As much as I'm vehemently against all three lol, I'd say the Eagles stand the largest chance of being an exciting team to watch. They did _really_ well last season.


----------



## Razzy (Aug 11, 2011)

synrgy said:


> As much as I'm vehemently against all three lol, I'd say the Eagles stand the largest chance of being an exciting team to watch. They did _really_ well last season.



Dude, Raiders fans stab people in the parking lot. You don't get more exciting than that.


----------



## Guitarman700 (Aug 11, 2011)

Detroit Lions. 
Trollface.JPG


----------



## Demiurge (Aug 11, 2011)

If you're to choose by which team would be the most compelling if successful, then the Raiders by a country mile.

The Broncos are a huge question mark as to what kind of season they're going to have and not in a good/interesting kind of way. Also, their piss-yellow & brown alternate "retro" jerseys with the argyle-pattern end zone make me want to burn the planet down.

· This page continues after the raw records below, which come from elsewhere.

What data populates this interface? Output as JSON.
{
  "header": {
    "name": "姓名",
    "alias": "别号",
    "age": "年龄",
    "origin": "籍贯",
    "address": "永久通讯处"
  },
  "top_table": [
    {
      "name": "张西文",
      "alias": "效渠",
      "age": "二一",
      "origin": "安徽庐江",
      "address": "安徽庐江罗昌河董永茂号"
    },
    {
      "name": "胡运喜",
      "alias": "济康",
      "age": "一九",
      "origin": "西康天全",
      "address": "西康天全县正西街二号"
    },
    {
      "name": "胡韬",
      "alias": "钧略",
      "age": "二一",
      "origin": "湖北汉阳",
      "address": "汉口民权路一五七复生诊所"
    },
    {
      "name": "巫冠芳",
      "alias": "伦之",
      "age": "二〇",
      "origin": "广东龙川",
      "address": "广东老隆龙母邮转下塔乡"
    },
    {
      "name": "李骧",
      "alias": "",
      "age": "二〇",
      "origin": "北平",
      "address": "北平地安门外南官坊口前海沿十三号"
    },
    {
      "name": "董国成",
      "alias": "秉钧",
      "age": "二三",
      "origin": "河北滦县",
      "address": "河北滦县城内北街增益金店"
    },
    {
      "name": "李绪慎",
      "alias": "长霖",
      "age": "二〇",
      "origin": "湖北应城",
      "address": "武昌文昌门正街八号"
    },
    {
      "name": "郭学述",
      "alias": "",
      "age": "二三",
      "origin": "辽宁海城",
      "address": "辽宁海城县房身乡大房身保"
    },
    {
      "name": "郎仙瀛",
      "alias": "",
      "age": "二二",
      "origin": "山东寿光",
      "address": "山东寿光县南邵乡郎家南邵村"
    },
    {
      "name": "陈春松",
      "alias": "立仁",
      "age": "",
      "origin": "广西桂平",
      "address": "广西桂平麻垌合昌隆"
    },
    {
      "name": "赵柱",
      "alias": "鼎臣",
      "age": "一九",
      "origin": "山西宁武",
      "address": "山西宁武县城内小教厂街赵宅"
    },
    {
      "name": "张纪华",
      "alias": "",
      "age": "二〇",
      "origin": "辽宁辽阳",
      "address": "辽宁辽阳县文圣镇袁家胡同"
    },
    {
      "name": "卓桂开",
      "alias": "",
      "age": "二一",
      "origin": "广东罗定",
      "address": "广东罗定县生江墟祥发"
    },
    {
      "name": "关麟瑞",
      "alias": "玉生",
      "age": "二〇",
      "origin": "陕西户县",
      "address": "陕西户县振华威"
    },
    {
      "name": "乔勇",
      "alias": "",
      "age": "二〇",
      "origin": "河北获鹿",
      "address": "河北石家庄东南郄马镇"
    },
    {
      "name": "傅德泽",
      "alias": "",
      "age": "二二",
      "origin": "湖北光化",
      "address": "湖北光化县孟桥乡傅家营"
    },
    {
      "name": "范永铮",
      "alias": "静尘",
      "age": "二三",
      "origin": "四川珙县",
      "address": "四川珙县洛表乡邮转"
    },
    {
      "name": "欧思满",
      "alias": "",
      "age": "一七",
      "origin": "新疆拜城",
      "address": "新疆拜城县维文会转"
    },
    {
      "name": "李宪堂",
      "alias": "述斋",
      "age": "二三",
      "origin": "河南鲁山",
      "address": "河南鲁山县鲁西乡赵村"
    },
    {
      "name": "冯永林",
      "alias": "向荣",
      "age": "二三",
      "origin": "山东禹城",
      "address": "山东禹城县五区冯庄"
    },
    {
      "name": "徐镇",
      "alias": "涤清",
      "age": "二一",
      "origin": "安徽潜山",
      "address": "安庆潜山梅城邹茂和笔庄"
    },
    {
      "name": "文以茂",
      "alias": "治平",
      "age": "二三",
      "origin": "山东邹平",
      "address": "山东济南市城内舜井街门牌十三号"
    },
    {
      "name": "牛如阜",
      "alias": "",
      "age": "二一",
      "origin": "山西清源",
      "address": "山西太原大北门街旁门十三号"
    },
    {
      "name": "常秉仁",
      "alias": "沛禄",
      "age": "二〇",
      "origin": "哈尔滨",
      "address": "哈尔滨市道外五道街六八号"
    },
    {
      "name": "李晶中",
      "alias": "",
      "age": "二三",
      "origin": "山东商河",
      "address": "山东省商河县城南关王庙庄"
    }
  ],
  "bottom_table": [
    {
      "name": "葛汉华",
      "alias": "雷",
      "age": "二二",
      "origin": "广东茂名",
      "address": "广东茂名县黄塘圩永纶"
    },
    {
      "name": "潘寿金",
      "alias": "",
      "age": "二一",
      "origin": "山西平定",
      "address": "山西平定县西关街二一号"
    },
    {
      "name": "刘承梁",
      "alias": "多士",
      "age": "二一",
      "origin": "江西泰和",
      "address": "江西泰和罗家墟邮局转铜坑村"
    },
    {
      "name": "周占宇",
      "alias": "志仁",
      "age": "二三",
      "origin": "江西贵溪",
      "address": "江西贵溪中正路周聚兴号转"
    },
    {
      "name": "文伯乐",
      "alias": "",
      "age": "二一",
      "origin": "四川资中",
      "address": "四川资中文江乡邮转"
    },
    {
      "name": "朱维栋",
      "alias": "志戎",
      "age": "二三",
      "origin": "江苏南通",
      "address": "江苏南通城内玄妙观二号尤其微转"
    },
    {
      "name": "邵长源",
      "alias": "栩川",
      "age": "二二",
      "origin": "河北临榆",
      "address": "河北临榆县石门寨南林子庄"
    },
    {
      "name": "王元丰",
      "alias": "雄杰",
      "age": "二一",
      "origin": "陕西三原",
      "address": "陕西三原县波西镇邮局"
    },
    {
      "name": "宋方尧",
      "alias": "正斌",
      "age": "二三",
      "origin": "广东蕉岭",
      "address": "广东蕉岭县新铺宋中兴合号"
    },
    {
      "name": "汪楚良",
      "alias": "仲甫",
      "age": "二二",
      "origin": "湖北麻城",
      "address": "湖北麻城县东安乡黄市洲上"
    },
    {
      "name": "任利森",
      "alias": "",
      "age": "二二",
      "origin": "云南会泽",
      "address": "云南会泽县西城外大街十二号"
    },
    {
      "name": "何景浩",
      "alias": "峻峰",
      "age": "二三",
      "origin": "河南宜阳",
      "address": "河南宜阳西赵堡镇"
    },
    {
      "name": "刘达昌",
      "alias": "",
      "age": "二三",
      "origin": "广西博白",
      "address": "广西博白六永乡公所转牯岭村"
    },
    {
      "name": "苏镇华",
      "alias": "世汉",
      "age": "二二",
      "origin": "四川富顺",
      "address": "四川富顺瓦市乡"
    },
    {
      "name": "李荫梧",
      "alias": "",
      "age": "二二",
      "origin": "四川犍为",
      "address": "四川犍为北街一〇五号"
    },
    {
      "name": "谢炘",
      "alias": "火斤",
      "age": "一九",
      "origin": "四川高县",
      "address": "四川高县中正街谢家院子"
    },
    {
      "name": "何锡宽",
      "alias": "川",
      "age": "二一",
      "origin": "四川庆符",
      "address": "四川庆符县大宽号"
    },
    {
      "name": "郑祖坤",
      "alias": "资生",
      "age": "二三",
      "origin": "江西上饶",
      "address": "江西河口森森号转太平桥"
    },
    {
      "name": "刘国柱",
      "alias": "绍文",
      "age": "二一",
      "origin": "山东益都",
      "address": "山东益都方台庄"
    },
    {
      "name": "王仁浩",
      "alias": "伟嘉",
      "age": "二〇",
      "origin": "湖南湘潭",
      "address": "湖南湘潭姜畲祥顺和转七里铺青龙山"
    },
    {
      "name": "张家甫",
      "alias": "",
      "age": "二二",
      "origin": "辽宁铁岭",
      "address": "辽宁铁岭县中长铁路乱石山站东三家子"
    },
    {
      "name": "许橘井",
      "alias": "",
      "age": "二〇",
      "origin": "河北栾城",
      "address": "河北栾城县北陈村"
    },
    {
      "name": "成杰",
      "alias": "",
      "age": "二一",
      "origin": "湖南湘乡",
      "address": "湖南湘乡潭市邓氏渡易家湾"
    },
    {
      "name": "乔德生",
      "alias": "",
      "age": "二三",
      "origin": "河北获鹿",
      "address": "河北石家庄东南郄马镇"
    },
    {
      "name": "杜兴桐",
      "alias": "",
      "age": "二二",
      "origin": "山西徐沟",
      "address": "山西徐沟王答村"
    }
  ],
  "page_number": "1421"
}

The Eagles obviously made a lot of great acquisitions, but they did not acquire a new head coach to replace Andy Reid. They may have enough talent to rise above their coaching, but I can't imagine anyone in Philly feeling good about seeing Vince Young behind center after Mike Vick takes one too many big hits scrambling out of the pocket. It's a gamble, and you don't want to look like a front-runner if they have a great season.

Raiders- they have the image, they have some talent, and while they might not be "there" yet as a contender, I bet that they have a solid season. You'll look smart by backing them if they do well, as opposed to lucky with the Broncos or (as already stated) front-runner-y with the Eagles.


----------



## longfxukxnhair (Jan 6, 2013)

The Raiders


----------



## Bodes (Jan 6, 2013)

As a fellow Aussie, go for Baltimore. They seem to be shown more on channel OneHD, so more viewing pleasure.


----------



## longfxukxnhair (Jan 6, 2013)

patriots


----------



## Pav (Jan 11, 2013)

I'd go Broncos. My Steelers heritage says fuck the Eagles and the Broncos with Peyton will allow you to enjoy far more wins than the Raiders will.


----------



## Ralyks (Jan 18, 2013)

Well, here we are a year or so later, and the Broncos were the only team of those to make the playoffs... Or win more than 4 games...


----------



## TRENCHLORD (Jan 18, 2013)

Follow the Bears (da' bears), because we can all use a good laugh sometimes.


----------